Rising volumes and rates are starting to yield profits for container ship lines, but the industry still faces a vexing problem: what to do with all those ships ordered a few years ago.
Deployment of vessel capacity is growing faster than cargo demand, according to a new report by SeaAxis, the marine container division of Axis Intermodal UK. The gap in vessel supply and demand will complicate carriers’ efforts to recover from a disastrous 2009, the report warns.
“By accelerating the redeployment of the idle fleet and not maintaining pressure on shipyards to delay deliveries, the shipping industry is shooting itself in the foot,” Philippe Hoehlinger, vice president of risk management at SeaAxis, wrote in the firm’s annual SeaAxis Macro report.
Hammered by losses that industry research group AXS Alphaliner estimated at $15 billion in 2009, carriers held down capacity growth by idling ships, delaying deliveries of new tonnage and slowing vessel speeds. Now that the recovering economy is boosting cargo demand, carriers are cautiously reversing those actions to handle rising demand.
“All the tools that have been so creatively found and used in 2009 to improve the overall oversupply situation are now paradoxically slowing down the recovery,” Hoehlinger wrote.
Shipyards’ order books for container ships ordered before the recession represent 31 percent of the existing fleet but should decrease to 23 percent by the end of 2011, the SeaAxis report estimated.
The report forecast that effective capacity, or ships actually in service, will increase 12 percent this year and 12.4 percent in 2011 while global cargo volume rises 9 percent annually.
At the market’s nadir last year, idled container ships exceeded 700 vessels — 12 percent of the existing fleet’s capacity. The percentage of laid-up ships in the global container fleet has fallen to 7 percent during the last three months.
SeaAxis said layups were the main reason effective ship capacity decreased from 11.6 million TEUs in September 2008 at the beginning of the economic crisis to 11.4 million TEUs at the end of March 2010.
The balance of vessel supply and demand will improve this year, “but there will still be a differential of 3 percent between the increase in the ‘effective’ fleet and the increase in cargo trade volumes by the end of 2011.”
Effective capacity was 5 percent higher than demand in 2009 and will be 3.6 higher than demand this year before reaching parity by the end of next year, SeaAxis estimated.
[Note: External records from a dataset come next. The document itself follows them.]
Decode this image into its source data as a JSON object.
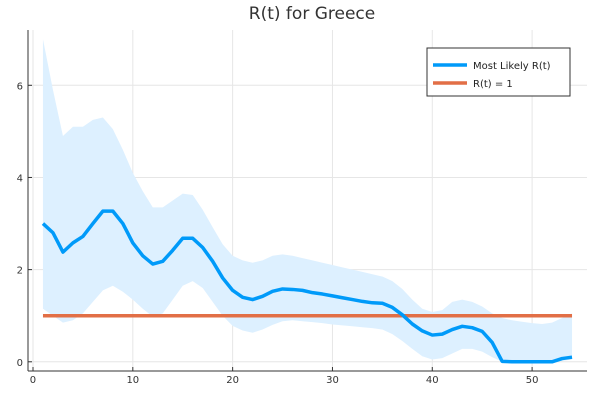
{
  "chart_data": {
    "type": "line",
    "title": "R(t) for Greece",
    "xlabel": "",
    "ylabel": "",
    "xlim": [
      -0.5,
      55.5
    ],
    "ylim": [
      -0.2,
      7.2
    ],
    "xticks": [
      0,
      10,
      20,
      30,
      40,
      50
    ],
    "yticks": [
      0,
      2,
      4,
      6
    ],
    "grid": true,
    "legend_position": "top-right",
    "series": [
      {
        "name": "Most Likely R(t)",
        "color": "#009af9",
        "x": [
          1,
          2,
          3,
          4,
          5,
          6,
          7,
          8,
          9,
          10,
          11,
          12,
          13,
          14,
          15,
          16,
          17,
          18,
          19,
          20,
          21,
          22,
          23,
          24,
          25,
          26,
          27,
          28,
          29,
          30,
          31,
          32,
          33,
          34,
          35,
          36,
          37,
          38,
          39,
          40,
          41,
          42,
          43,
          44,
          45,
          46,
          47,
          48,
          49,
          50,
          51,
          52,
          53,
          54
        ],
        "y": [
          3.0,
          2.8,
          2.38,
          2.58,
          2.72,
          3.0,
          3.27,
          3.27,
          3.0,
          2.58,
          2.3,
          2.12,
          2.18,
          2.42,
          2.68,
          2.68,
          2.48,
          2.18,
          1.82,
          1.55,
          1.4,
          1.35,
          1.42,
          1.53,
          1.58,
          1.57,
          1.55,
          1.5,
          1.47,
          1.43,
          1.39,
          1.35,
          1.31,
          1.28,
          1.27,
          1.18,
          1.02,
          0.82,
          0.67,
          0.58,
          0.6,
          0.7,
          0.77,
          0.74,
          0.66,
          0.42,
          0.01,
          0.0,
          0.0,
          0.0,
          0.0,
          0.0,
          0.07,
          0.1
        ]
      },
      {
        "name": "R(t) = 1",
        "color": "#e26f46",
        "x": [
          1,
          54
        ],
        "y": [
          1.0,
          1.0
        ]
      }
    ],
    "band": {
      "color": "#ddf0ff",
      "x": [
        1,
        2,
        3,
        4,
        5,
        6,
        7,
        8,
        9,
        10,
        11,
        12,
        13,
        14,
        15,
        16,
        17,
        18,
        19,
        20,
        21,
        22,
        23,
        24,
        25,
        26,
        27,
        28,
        29,
        30,
        31,
        32,
        33,
        34,
        35,
        36,
        37,
        38,
        39,
        40,
        41,
        42,
        43,
        44,
        45,
        46,
        47,
        48,
        49,
        50,
        51,
        52,
        53,
        54
      ],
      "upper": [
        7.0,
        5.9,
        4.9,
        5.1,
        5.1,
        5.25,
        5.3,
        5.05,
        4.6,
        4.1,
        3.7,
        3.35,
        3.35,
        3.5,
        3.65,
        3.62,
        3.3,
        2.92,
        2.55,
        2.3,
        2.2,
        2.15,
        2.2,
        2.3,
        2.33,
        2.3,
        2.25,
        2.2,
        2.15,
        2.1,
        2.05,
        2.0,
        1.95,
        1.9,
        1.85,
        1.75,
        1.58,
        1.35,
        1.15,
        1.08,
        1.12,
        1.3,
        1.35,
        1.3,
        1.2,
        1.05,
        0.95,
        0.9,
        0.87,
        0.84,
        0.82,
        0.85,
        0.95,
        1.05
      ],
      "lower": [
        1.15,
        1.0,
        0.85,
        0.9,
        1.05,
        1.3,
        1.55,
        1.65,
        1.52,
        1.35,
        1.15,
        0.98,
        1.05,
        1.35,
        1.65,
        1.75,
        1.6,
        1.3,
        1.0,
        0.78,
        0.68,
        0.63,
        0.7,
        0.8,
        0.88,
        0.9,
        0.88,
        0.86,
        0.84,
        0.81,
        0.79,
        0.77,
        0.75,
        0.73,
        0.7,
        0.6,
        0.45,
        0.28,
        0.12,
        0.05,
        0.08,
        0.18,
        0.28,
        0.28,
        0.22,
        0.1,
        0.0,
        0.0,
        0.0,
        0.0,
        0.0,
        0.0,
        0.02,
        0.05
      ]
    }
  }
}
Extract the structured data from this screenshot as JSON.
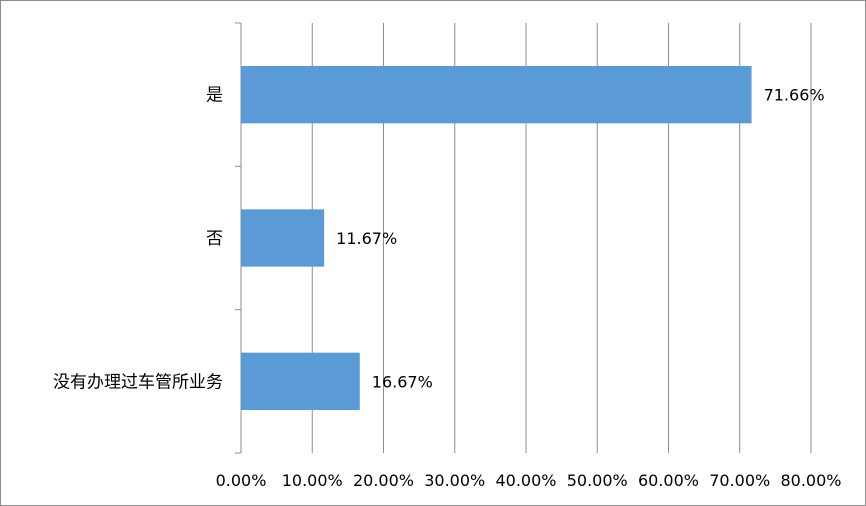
{
  "chart_data": {
    "type": "bar",
    "orientation": "horizontal",
    "categories": [
      "是",
      "否",
      "没有办理过车管所业务"
    ],
    "values": [
      71.66,
      11.67,
      16.67
    ],
    "data_labels": [
      "71.66%",
      "11.67%",
      "16.67%"
    ],
    "x_ticks": [
      "0.00%",
      "10.00%",
      "20.00%",
      "30.00%",
      "40.00%",
      "50.00%",
      "60.00%",
      "70.00%",
      "80.00%"
    ],
    "xlim": [
      0,
      80
    ],
    "title": "",
    "xlabel": "",
    "ylabel": "",
    "grid": "vertical",
    "legend": "none",
    "bar_color": "#5B9BD5",
    "grid_color": "#8c8c8c"
  }
}
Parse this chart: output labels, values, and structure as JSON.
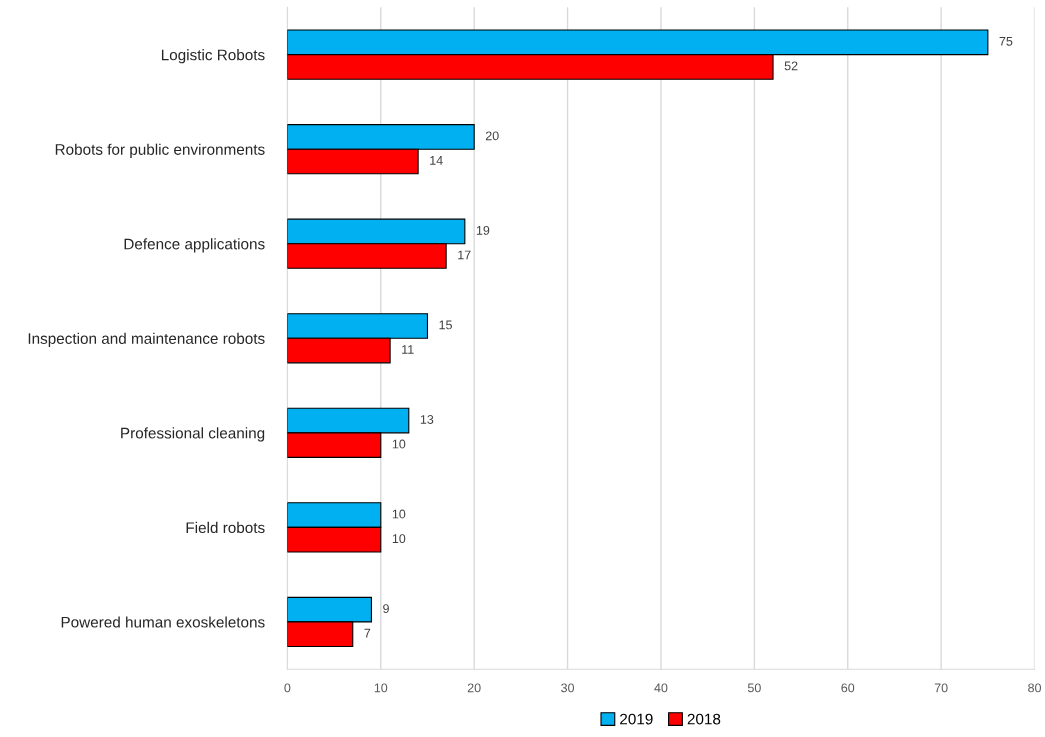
{
  "chart_data": {
    "type": "bar",
    "orientation": "horizontal",
    "categories": [
      "Logistic Robots",
      "Robots for public environments",
      "Defence applications",
      "Inspection and maintenance robots",
      "Professional cleaning",
      "Field robots",
      "Powered human exoskeletons"
    ],
    "series": [
      {
        "name": "2019",
        "color": "#00b0f0",
        "values": [
          75,
          20,
          19,
          15,
          13,
          10,
          9
        ]
      },
      {
        "name": "2018",
        "color": "#ff0000",
        "values": [
          52,
          14,
          17,
          11,
          10,
          10,
          7
        ]
      }
    ],
    "xlim": [
      0,
      80
    ],
    "xticks": [
      0,
      10,
      20,
      30,
      40,
      50,
      60,
      70,
      80
    ],
    "grid": "x",
    "legend": "bottom",
    "data_labels": true
  }
}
“The underlying fundamentals for container shipping remain largely favorable in the mid-term,” the report said, because of the expansion of global supply chains, the rise in merchandise trade and the emergence of the BRIC countries — Brazil, Russia, India and China — as engines for demand.
Cargo volume and rates are rising. Neptune Orient Lines said volume at its APL unit during 2010’s first four months was up 43 percent from a year earlier. Average revenue per container rose 5 percent to $2,554 per FEU during the four-month period. APL’s average revenue jumped 15 percent in April over the same month a year ago, to $2,669 per FEU, largely because of increased Asia-Europe volume and increased recovery of higher bunker fuel costs.
But the price increases also appear to be leveling off. On a month-to-month basis, APL’s yield edged up just 1.8 percent from the March reporting period while volume grew about 3.7 percent.
Still, carrier revenue will improve further as new trans-Pacific contracts kick in. Most of the contracts took effect this month and include rate increases.
The improvement is a welcome reversal of losses estimated at $15 billion last year for the world’s 23 top liner operators. Carriers lost an average of $1,500 per TEU of vessel capacity, including idle ships, AXS-Alphaliner estimated.
Hoehlinger wrote in the SeaAxis report it was “a miracle that none of the large carriers have gone bankrupt.” But even though carriers are starting to show positive results, he said their profits “remain largely inadequate to cover debt service obligations.”